D’abord, à propose des options desquelles l’employeur peut inspirer la proposition de mutuelle santé obligatoire en faveur de ses salariés, il y a DUE ou décision unilatérale de l’Entreprise, il y a les conventions collectives et il y a le référendum. Quoi qu’il en soit, l’employeur prend en charge à hauteur de 50% minimum la mutuelle d’entreprise. S’il est généreux et si les moyens le permettent, il peut aller jusqu’à 100%.

En effet, l’employeur est libre de choisir la mutuelle santé qui convient ainsi que le niveau de couverture. A noter que c’est lui qui est autorisé à proposer, selon la loi. Néanmoins, le contrat responsable stipulé par la loi ANI lui impose de respecter les garanties minimales, à savoir : le remboursement du ticket modérateur, le dépassement d’honoraire, l’absence de limitation en cas de forfait hospitalier et les dépenses encadrées relatives aux soins dentaires et optiques. Il s’agit aussi de présager la portabilité de la mutuelle obligatoire. En effet, le salarié pourrait continuer à profiter de la mutuelle entreprise en cas de fin de contrat ou en cas de licenciement exceptéles fautes graves commises.

Evidemment, les garanties et les taux de remboursements ne sont pas nécessairement analogues et varient selon les contrats. Il est essentiel que la mutuelle santé collective obligatoire se complète avec la Sécurité Sociale. La mutuelle Santé obligatoire couvre en tout ou partie les postes de soins courants, à savoir : la médecine générale, les médicaments, les frais de consultations chez les spécialistes, les frais de soins dentaires et optiques et les frais d’hospitalisation.

En sus, la mutuelle santé obligatoire d’entreprise peut faire la différence en prévoyant des primes ou des indemnisations en cas d’événements particuliers subis par le salarié, du genre invalidité et dépendance, accident professionnel, décès et même la naissance d’un enfant.

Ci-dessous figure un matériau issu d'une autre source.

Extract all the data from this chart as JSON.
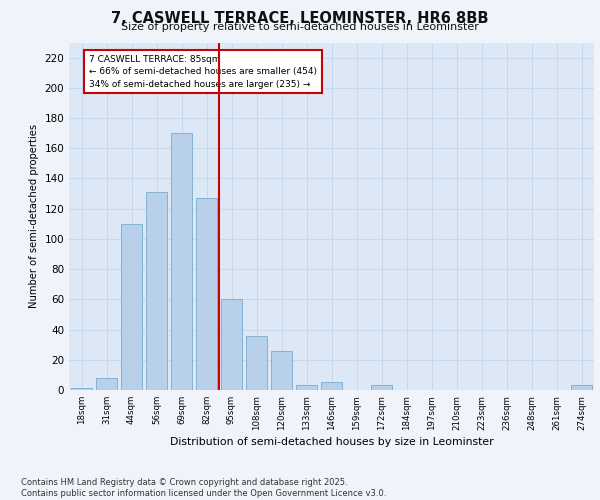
{
  "title": "7, CASWELL TERRACE, LEOMINSTER, HR6 8BB",
  "subtitle": "Size of property relative to semi-detached houses in Leominster",
  "xlabel": "Distribution of semi-detached houses by size in Leominster",
  "ylabel": "Number of semi-detached properties",
  "bar_labels": [
    "18sqm",
    "31sqm",
    "44sqm",
    "56sqm",
    "69sqm",
    "82sqm",
    "95sqm",
    "108sqm",
    "120sqm",
    "133sqm",
    "146sqm",
    "159sqm",
    "172sqm",
    "184sqm",
    "197sqm",
    "210sqm",
    "223sqm",
    "236sqm",
    "248sqm",
    "261sqm",
    "274sqm"
  ],
  "bar_values": [
    1,
    8,
    110,
    131,
    170,
    127,
    60,
    36,
    26,
    3,
    5,
    0,
    3,
    0,
    0,
    0,
    0,
    0,
    0,
    0,
    3
  ],
  "bar_color": "#b8d0ea",
  "bar_edge_color": "#7aabcf",
  "vline_color": "#cc0000",
  "annotation_text": "7 CASWELL TERRACE: 85sqm\n← 66% of semi-detached houses are smaller (454)\n34% of semi-detached houses are larger (235) →",
  "annotation_box_edgecolor": "#cc0000",
  "annotation_fill": "#ffffff",
  "ylim": [
    0,
    230
  ],
  "yticks": [
    0,
    20,
    40,
    60,
    80,
    100,
    120,
    140,
    160,
    180,
    200,
    220
  ],
  "grid_color": "#c8d8ec",
  "background_color": "#dce8f5",
  "fig_background": "#f0f4fa",
  "footer": "Contains HM Land Registry data © Crown copyright and database right 2025.\nContains public sector information licensed under the Open Government Licence v3.0."
}
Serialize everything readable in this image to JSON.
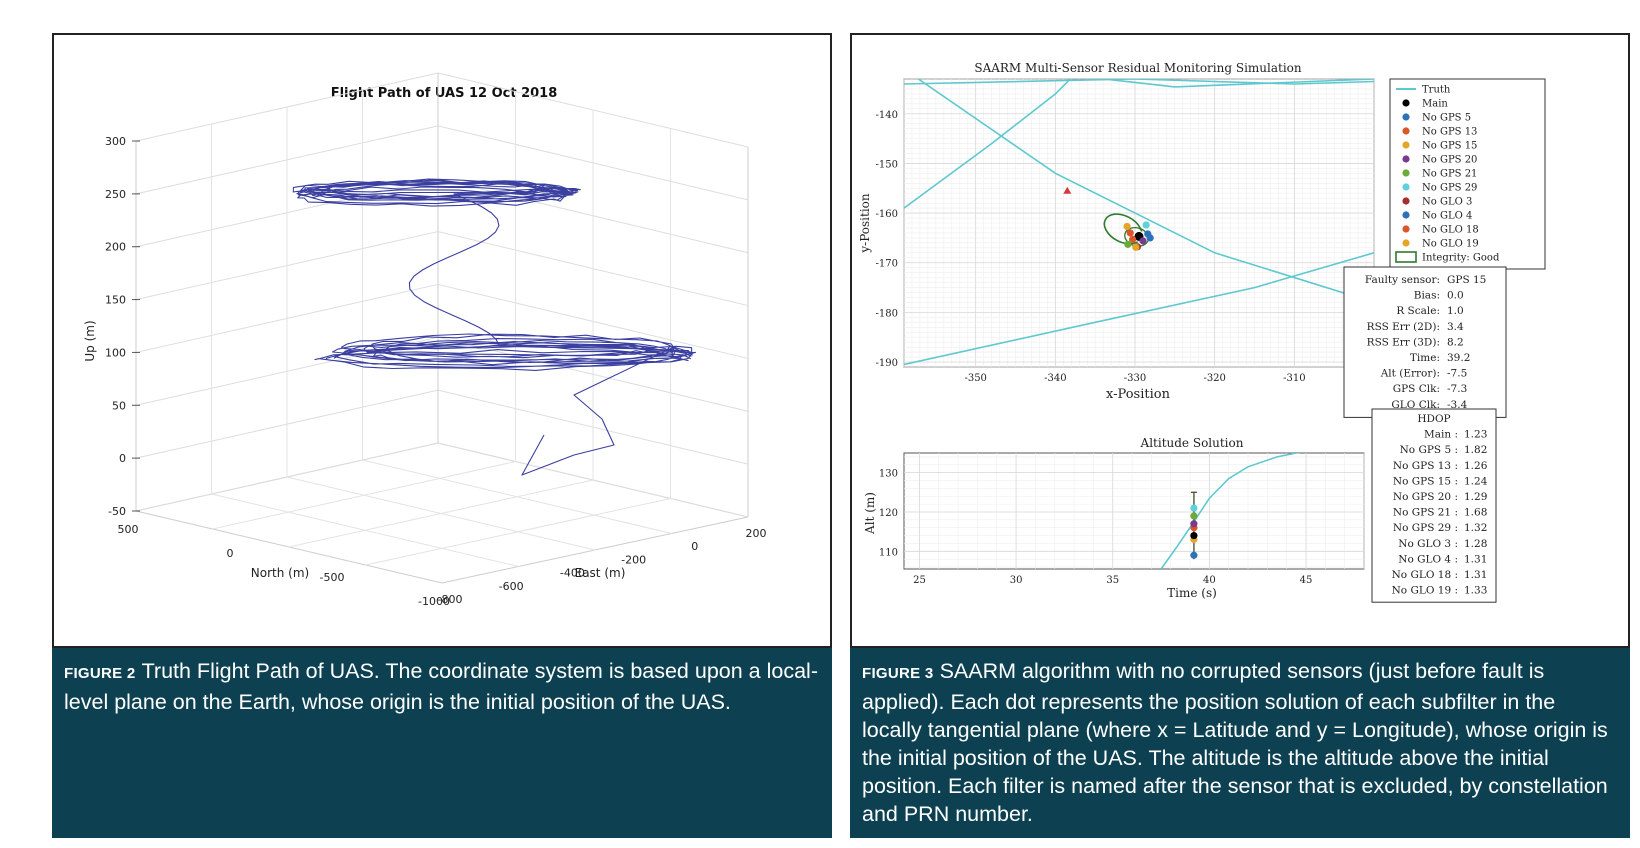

L’employeur peut avoir l’amabilité de prévoir la prise en charge des frais de médecines douces ou de l’ostéopathie dont la Sécurité Sociale ne prend pas en charge, alors que c’est plus ou moins fréquent chez les salariés.

Aux vues des avantages énumérés supra, le salarié a-t-il une raison valable pour refuser la proposition de mutuelle santé obligatoire de l’entreprise ? Le moins qu’on puisse penser est qu’il peut refuser provisoirement l’adhésion, au cas où au moment de la mise en place de la mutuelle santé obligatoire, il est déjà couvert par une mutuelle individuelle. Il est autorisé tacitement jusqu’à la date d’échéance annuelle, vu que c‘est indiqué dans son contrat de mutuelle individuelle.

D’autres raisons acceptables sont la situation personnel du salarié, peut-être qu’il est bénéficiaire de la CMU-C ou de l’ACS, ou bien il est salarié à temps très partiel, ou il est en contrat de mission ou en contrat CDD, ou s’il n’est qu’un apprenti et y travaille temporairement.

Probablement, le salarié est déjà bénéficiaire d’une mutuelle santé collective en sa qualité d’ayants droit. Ou peut-être il a déjà été dans l’entreprise au moment de la mise en place de la mutuelle santé obligatoire, et il ne veut pas s’y adhérer. Dans tel cas, il fait une demande écrite de dispense d’adhésion où l’employeur conserve les justificatifs au cas où l’URSSAF fait une descente de contrôle. Toujours est-il, le salarié est conseillé de s’adhérer à une autre mutuelle pour prévoir les aléas de la vie s’il ne veut pas carrément adhérer à la mutuelle entreprise obligatoire.